Voss describes an epic journey, both physical and spiritual. The eponymous hero, Johann Voss, is based on Ludwig Leichhardt, the nineteenth-century German explorer and naturalist who had already conducted several major expeditions into the Australian outback before making an ambitious attempt to cross the entire continent from east to west in 1848. He never returned.
White re-imagines his story with visionary intensity. Voss's last journey across the desert and the waterlogged plains of central Australia is a true `venture to the interior'. But Voss is also a love story, for the explorer has become inextricably bound up with Laura Trevellyn, whose inner life, like his own, is at odds with the world.

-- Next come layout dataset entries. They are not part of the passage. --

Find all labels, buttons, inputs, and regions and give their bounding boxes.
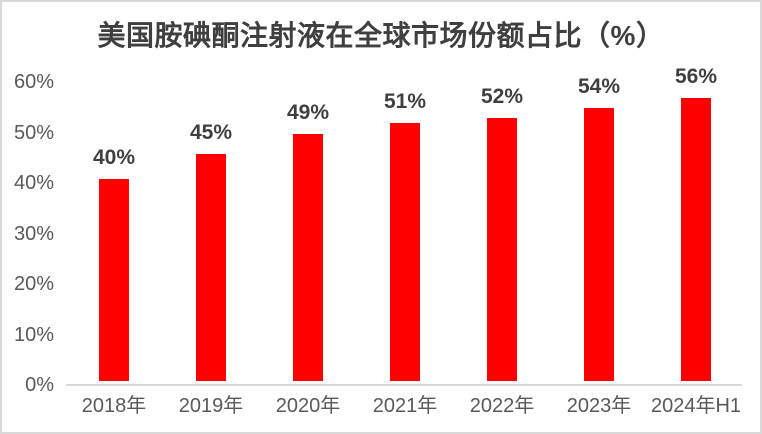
bar-value-label: 45% <box>189 120 233 144</box>
x-axis-line <box>66 384 742 386</box>
bar-2024年H1 <box>681 98 711 381</box>
y-axis-tick-label: 0% <box>25 374 54 396</box>
bar-value-label: 56% <box>674 65 718 89</box>
bar-value-label: 49% <box>286 100 330 124</box>
bar-2020年 <box>293 133 323 381</box>
y-axis-tick-label: 60% <box>13 71 54 93</box>
x-axis-tick-label: 2023年 <box>566 395 632 417</box>
y-axis-tick-label: 50% <box>13 121 54 144</box>
x-axis-tick-label: 2021年 <box>372 395 438 417</box>
bar-2018年 <box>99 179 129 381</box>
chart-title: 美国胺碘酮注射液在全球市场份额占比（%） <box>97 20 665 51</box>
bar-value-label: 54% <box>577 75 621 99</box>
x-axis-tick-label: 2020年 <box>275 395 341 417</box>
bar-value-label: 40% <box>92 146 136 169</box>
bar-2019年 <box>196 153 226 381</box>
y-axis-tick-label: 30% <box>13 222 54 245</box>
x-axis-tick-label: 2019年 <box>178 395 244 417</box>
bar-value-label: 51% <box>383 90 427 114</box>
x-axis-tick-label: 2024年H1 <box>650 395 742 417</box>
bar-2022年 <box>487 118 517 381</box>
y-axis-tick-label: 40% <box>13 172 54 194</box>
bar-2023年 <box>584 108 614 381</box>
y-axis-tick-label: 20% <box>13 273 54 295</box>
y-axis-tick-label: 10% <box>13 323 54 346</box>
bar-2021年 <box>390 123 420 381</box>
x-axis-tick-label: 2022年 <box>469 395 535 417</box>
bar-value-label: 52% <box>480 85 524 109</box>
x-axis-tick-label: 2018年 <box>81 395 147 417</box>
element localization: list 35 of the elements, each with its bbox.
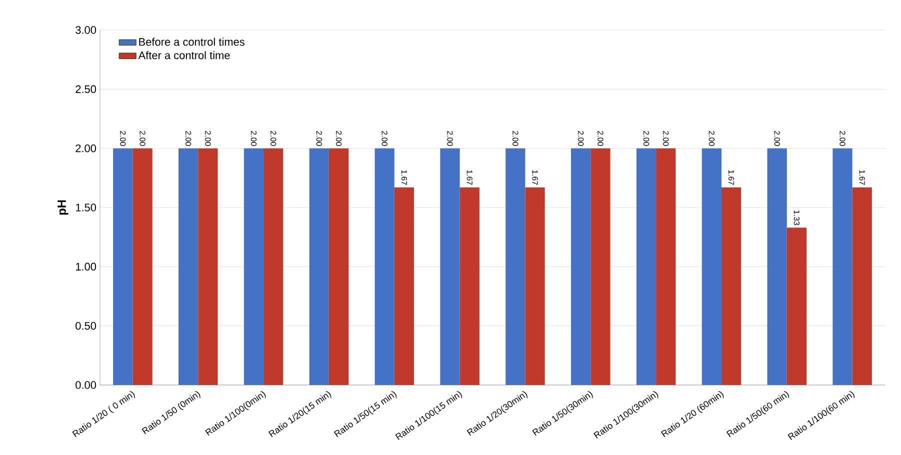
legend-label: Before a control times — [139, 38, 244, 46]
bar — [440, 148, 460, 385]
legend-label: After a control time — [138, 51, 230, 60]
bar — [374, 148, 394, 385]
bar — [506, 148, 526, 385]
bar — [525, 187, 545, 385]
bar — [394, 187, 414, 385]
x-tick-label: Ratio 1/20 ( 0 min) — [72, 391, 135, 438]
bar — [178, 148, 198, 385]
bar — [571, 148, 591, 385]
bar — [244, 148, 264, 385]
bar — [786, 228, 807, 385]
bar — [328, 148, 349, 385]
bar — [702, 148, 722, 385]
y-tick-label: 2.00 — [76, 144, 96, 152]
y-tick-label: 0.00 — [76, 381, 96, 389]
y-axis-title: pH — [58, 200, 68, 215]
y-tick-label: 3.00 — [76, 26, 96, 34]
bar — [264, 148, 284, 385]
bar — [132, 148, 152, 385]
bar — [198, 148, 218, 385]
bar — [656, 148, 676, 385]
y-tick-label: 2.50 — [76, 85, 96, 94]
bar — [590, 148, 610, 385]
bar — [721, 187, 742, 385]
bar — [460, 187, 480, 385]
bar — [309, 148, 329, 385]
y-tick-label: 0.50 — [76, 322, 96, 330]
y-tick-label: 1.50 — [76, 204, 96, 212]
bar — [636, 148, 656, 385]
y-tick-label: 1.00 — [76, 262, 96, 271]
bar — [832, 148, 852, 385]
bar — [852, 187, 872, 385]
bar — [767, 148, 787, 385]
bar — [113, 148, 133, 385]
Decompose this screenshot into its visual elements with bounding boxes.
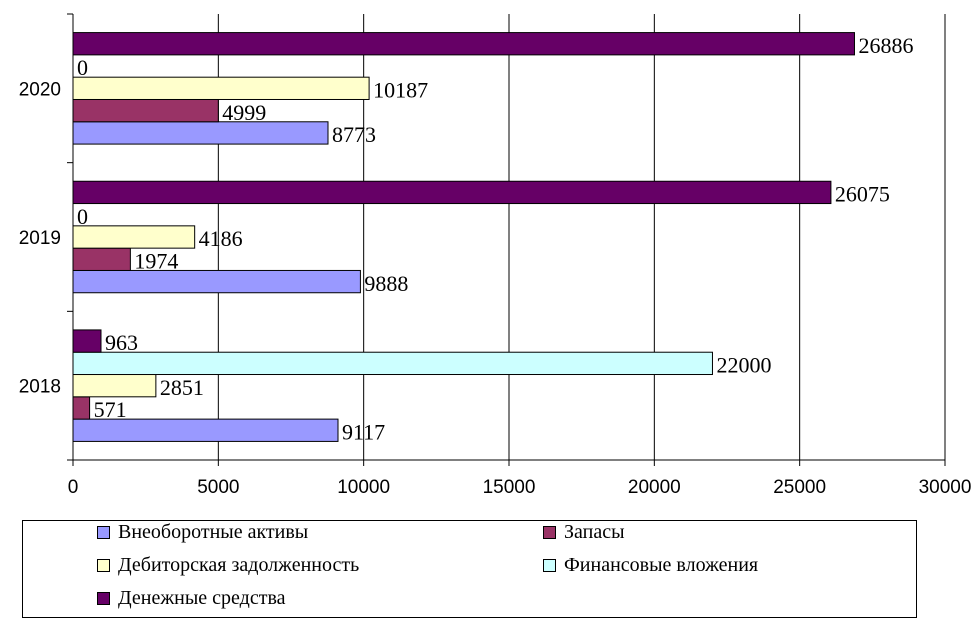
y-tick-label: 2020 [19,79,61,100]
bar [72,32,855,56]
bar [72,418,339,442]
bar [72,247,131,271]
data-label: 26075 [835,182,890,207]
legend-swatch [97,592,110,605]
data-label: 1974 [134,248,178,273]
bar [72,396,91,420]
y-tick-label: 2018 [19,377,61,398]
data-label: 0 [77,55,88,80]
legend-item: Запасы [543,521,625,544]
legend-label: Запасы [564,521,625,543]
data-label: 9117 [342,419,385,444]
x-tick-label: 30000 [919,477,972,498]
legend-item: Внеоборотные активы [97,521,308,544]
bar [72,225,196,249]
data-label: 4999 [222,100,266,125]
data-label: 2851 [160,375,204,400]
legend-item: Финансовые вложения [543,554,758,577]
bar [72,329,102,353]
legend-label: Внеоборотные активы [118,521,309,543]
bar [72,76,370,100]
data-label: 10187 [373,77,428,102]
x-tick-label: 15000 [483,477,536,498]
data-label: 26886 [858,33,913,58]
data-label: 0 [77,204,88,229]
legend-item: Дебиторская задолженность [97,554,359,577]
x-tick-label: 5000 [197,477,239,498]
legend-label: Дебиторская задолженность [118,554,360,576]
bar [72,351,713,376]
data-label: 571 [94,397,127,422]
legend-swatch [97,526,110,539]
legend-label: Денежные средства [118,587,286,609]
bar-chart: 0 5000 10000 15000 20000 25000 30000 2018 9117 57… [19,13,972,498]
bar [72,121,329,145]
legend-swatch [543,526,556,539]
data-label: 8773 [332,122,376,147]
x-tick-label: 10000 [337,477,390,498]
bar [72,374,157,398]
bar [72,180,832,205]
bar [72,98,219,123]
data-label: 22000 [716,353,771,378]
x-tick-label: 25000 [773,477,826,498]
x-tick-label: 20000 [628,477,681,498]
data-label: 963 [105,330,138,355]
legend: Внеоборотные активы Запасы Дебиторская зад… [22,520,917,618]
legend-swatch [543,559,556,572]
x-tick-label: 0 [68,477,79,498]
legend-label: Финансовые вложения [564,554,759,576]
y-tick-label: 2019 [19,228,61,249]
legend-item: Денежные средства [97,587,286,610]
bar [72,269,361,294]
data-label: 9888 [364,271,408,296]
data-label: 4186 [199,226,243,251]
legend-swatch [97,559,110,572]
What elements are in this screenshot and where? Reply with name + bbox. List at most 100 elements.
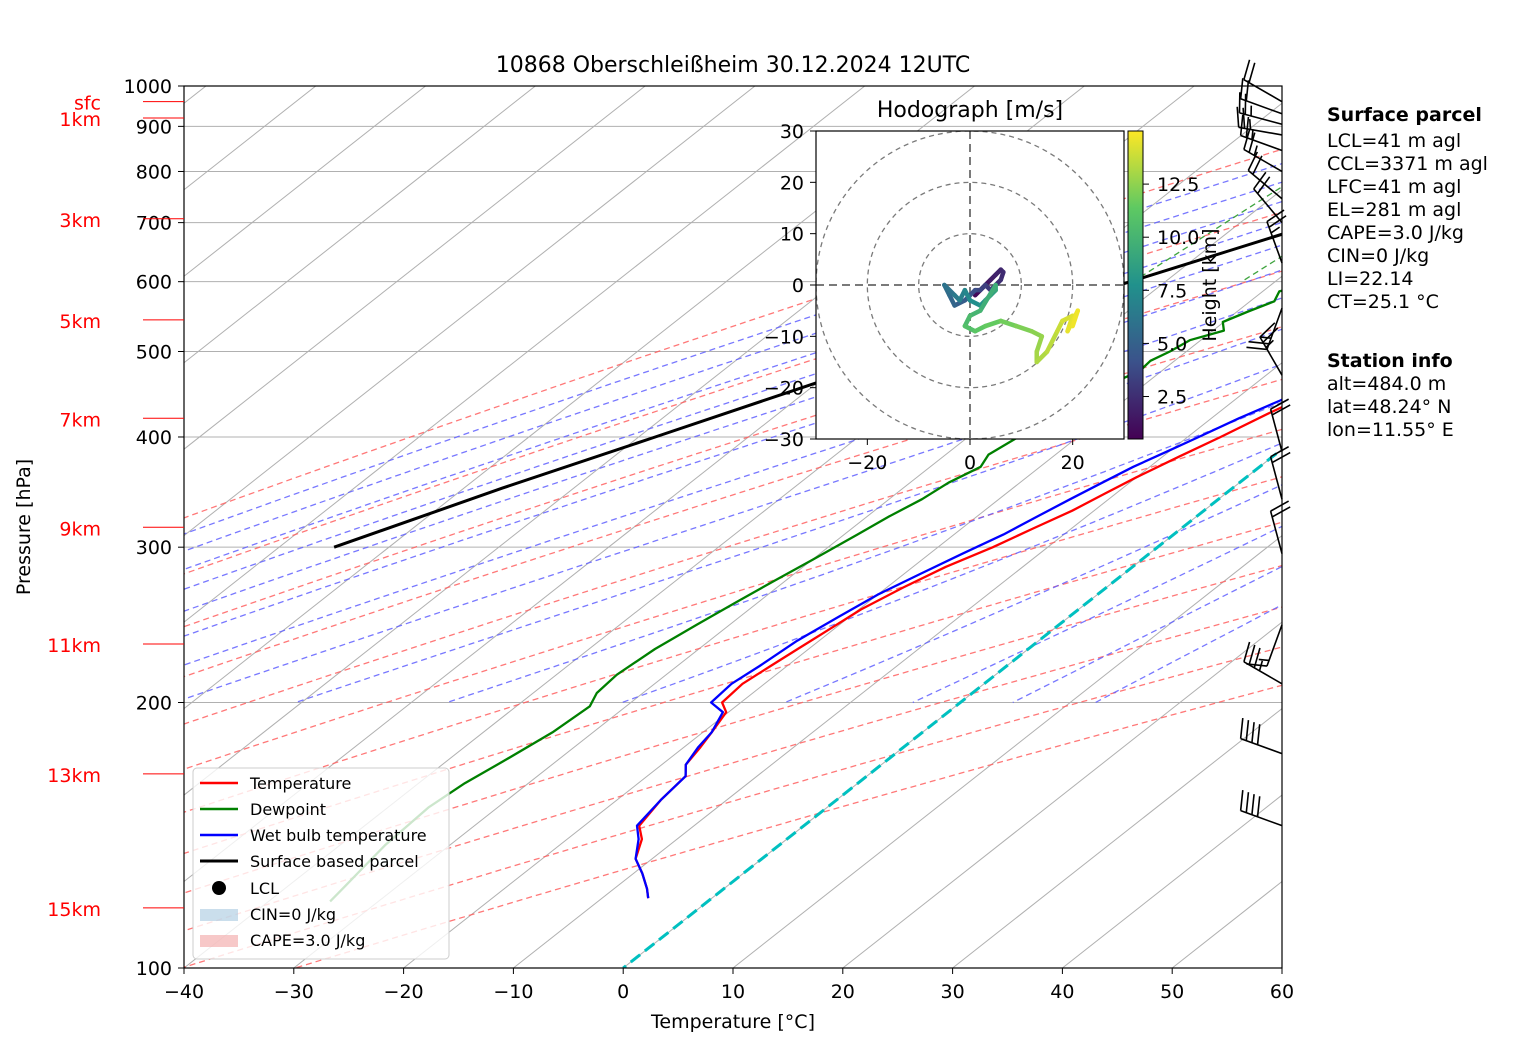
wind-barb-flag bbox=[1266, 209, 1285, 223]
colorbar-tick-label: 2.5 bbox=[1157, 387, 1187, 409]
hodograph-y-tick-label: 30 bbox=[780, 121, 804, 143]
wind-barbs bbox=[1236, 59, 1291, 827]
legend-dewpoint-label: Dewpoint bbox=[250, 800, 326, 819]
hodograph-trace bbox=[942, 267, 1081, 365]
moist-adiabat bbox=[184, 181, 1282, 552]
legend-cin-label: CIN=0 J/kg bbox=[250, 905, 336, 924]
wind-barb-staff bbox=[1259, 336, 1283, 376]
wind-barb bbox=[1253, 171, 1283, 224]
hodograph-segment bbox=[1034, 349, 1050, 365]
height-label: 7km bbox=[59, 409, 101, 431]
wind-barb-flag bbox=[1239, 78, 1244, 99]
isotherm-line bbox=[513, 362, 1282, 968]
wind-barb-flag bbox=[1252, 155, 1263, 175]
x-axis: −40 −30 −20 −10 0 10 20 30 40 50 60 bbox=[164, 968, 1294, 1003]
colorbar-tick-label: 12.5 bbox=[1157, 174, 1199, 196]
wind-barb-flag bbox=[1251, 722, 1255, 743]
colorbar-label: Height [km] bbox=[1199, 228, 1221, 341]
isotherm-line bbox=[184, 86, 756, 537]
dry-adiabat bbox=[184, 326, 1282, 678]
wind-barb-flag bbox=[1262, 327, 1279, 343]
colorbar bbox=[1127, 130, 1144, 440]
isotherm-line bbox=[184, 86, 536, 364]
wind-barb-staff bbox=[1239, 112, 1283, 126]
wind-barb-staff bbox=[1243, 661, 1283, 685]
wind-barb-half-flag bbox=[1265, 339, 1274, 349]
wind-barb-staff bbox=[1269, 408, 1283, 452]
legend-lcl-swatch bbox=[212, 881, 226, 895]
wind-barb bbox=[1239, 718, 1283, 755]
height-label: 3km bbox=[59, 210, 101, 232]
wind-barb bbox=[1246, 307, 1283, 351]
wind-barb-flag bbox=[1268, 215, 1287, 228]
y-tick-label: 900 bbox=[136, 116, 172, 138]
legend-cape-label: CAPE=3.0 J/kg bbox=[250, 931, 365, 950]
height-label: 15km bbox=[47, 899, 101, 921]
wind-barb-staff bbox=[1240, 737, 1283, 755]
hodograph-y-tick-label: −30 bbox=[764, 429, 804, 451]
surface-line-ct: CT=25.1 °C bbox=[1327, 291, 1439, 313]
wind-barb-flag bbox=[1243, 641, 1251, 663]
wind-barb-flag bbox=[1242, 107, 1246, 129]
wind-barb-flag bbox=[1245, 792, 1250, 813]
surface-line-lcl: LCL=41 m agl bbox=[1327, 130, 1461, 152]
wind-barb-flag bbox=[1253, 171, 1267, 190]
wind-barb-flag bbox=[1256, 724, 1261, 745]
wind-barb bbox=[1259, 322, 1283, 376]
legend-temperature-label: Temperature bbox=[249, 774, 351, 793]
surface-line-cin: CIN=0 J/kg bbox=[1327, 245, 1429, 267]
wind-barb bbox=[1239, 78, 1283, 115]
height-label: 9km bbox=[59, 518, 101, 540]
y-tick-label: 1000 bbox=[124, 76, 172, 98]
hodograph-title: Hodograph [m/s] bbox=[877, 98, 1063, 123]
moist-adiabat bbox=[184, 162, 1282, 535]
x-tick-label: 60 bbox=[1270, 981, 1294, 1003]
y-tick-label: 700 bbox=[136, 213, 172, 235]
isotherm-line bbox=[732, 535, 1282, 968]
wind-barb-half-flag bbox=[1258, 658, 1270, 662]
wind-barb-staff bbox=[1253, 188, 1283, 224]
isotherm-line bbox=[184, 86, 646, 450]
x-tick-label: −30 bbox=[274, 981, 314, 1003]
wind-barb-flag bbox=[1243, 59, 1251, 80]
station-line-lon: lon=11.55° E bbox=[1327, 419, 1454, 441]
hodograph-y-tick-label: 20 bbox=[780, 172, 804, 194]
wind-barb-staff bbox=[1269, 510, 1283, 554]
hodograph-y-tick-label: 10 bbox=[780, 224, 804, 246]
hodograph-segment bbox=[983, 318, 1004, 329]
wind-barb-half-flag bbox=[1258, 660, 1264, 672]
wind-barb-staff bbox=[1266, 307, 1283, 350]
wind-barb-half-flag bbox=[1251, 129, 1254, 140]
legend-parcel-label: Surface based parcel bbox=[250, 852, 419, 871]
wind-barb-half-flag bbox=[1253, 145, 1258, 156]
isotherm-line bbox=[184, 86, 866, 623]
x-tick-label: 30 bbox=[941, 981, 965, 1003]
wind-barb bbox=[1236, 106, 1283, 136]
series-line-wet-bulb-temperature bbox=[634, 398, 1282, 899]
y-tick-label: 200 bbox=[136, 692, 172, 714]
station-info-title: Station info bbox=[1327, 350, 1453, 372]
x-tick-label: 10 bbox=[721, 981, 745, 1003]
moist-adiabat bbox=[184, 328, 1282, 700]
y-tick-label: 400 bbox=[136, 427, 172, 449]
wind-barb-flag bbox=[1246, 346, 1268, 351]
x-tick-label: 50 bbox=[1160, 981, 1184, 1003]
height-label: 13km bbox=[47, 765, 101, 787]
wind-barb bbox=[1269, 500, 1291, 554]
x-axis-label: Temperature [°C] bbox=[650, 1011, 815, 1033]
surface-line-ccl: CCL=3371 m agl bbox=[1327, 153, 1488, 175]
hodograph: −20 0 20 30 20 10 0 −10 −20 −30 Hodograph [m/s] 2… bbox=[764, 98, 1221, 474]
legend-lcl-label: LCL bbox=[250, 879, 279, 898]
moist-adiabat bbox=[295, 363, 1282, 704]
wind-barb-flag bbox=[1248, 62, 1256, 83]
wind-barb-flag bbox=[1259, 322, 1276, 338]
dry-adiabat bbox=[184, 428, 1282, 770]
wind-barb-flag bbox=[1248, 132, 1256, 153]
wind-barb-staff bbox=[1243, 148, 1283, 173]
legend-cape-swatch bbox=[200, 935, 238, 947]
wind-barb-flag bbox=[1245, 720, 1250, 741]
hodograph-segment bbox=[1013, 323, 1034, 334]
height-label: sfc bbox=[74, 93, 101, 115]
moist-adiabat bbox=[184, 269, 1282, 637]
hodograph-segment bbox=[1044, 328, 1060, 354]
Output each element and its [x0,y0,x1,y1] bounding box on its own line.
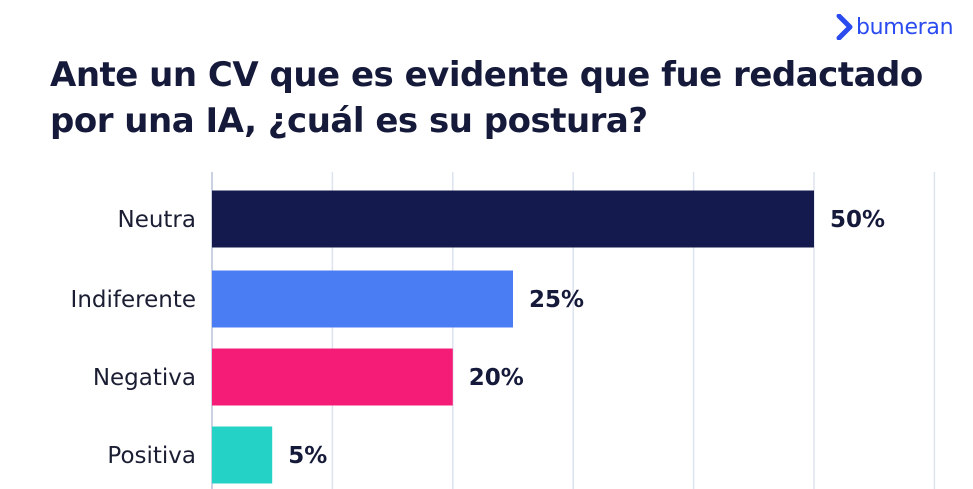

In language poetic and passionate, yet at the same time grounded by shrewd, often comic, social observations and naturalistic portrayals of a wide variety of characters - farmers, convicts, aborigines, the colonial middle class and their servants.
Patrick White is a rare and colossal talent of world stature, and the only Australian writer to have won the Nobel Prize. Thomas Keneally, who owed him no favours, justly said: `On his day, White is better than Faulkner.' White is the recipient of the only fan letter Salman Rushdie admits to having written to another author. He towers over the Australian literary landscape as does Goethe over German literature: lonely, vast, unique. He is not particularly difficult or tricksy, like his peers Nabokov or Beckett. His fiction is rooted in, and nourished by, the epic dramas of the great nineteenth-century/early twentieth-century authors like Thomas Hardy and D. H. Lawrence. He is both exciting and moving, understands women as few male novelists do, and addresses universal themes in a prose that is entirely and compellingly his own.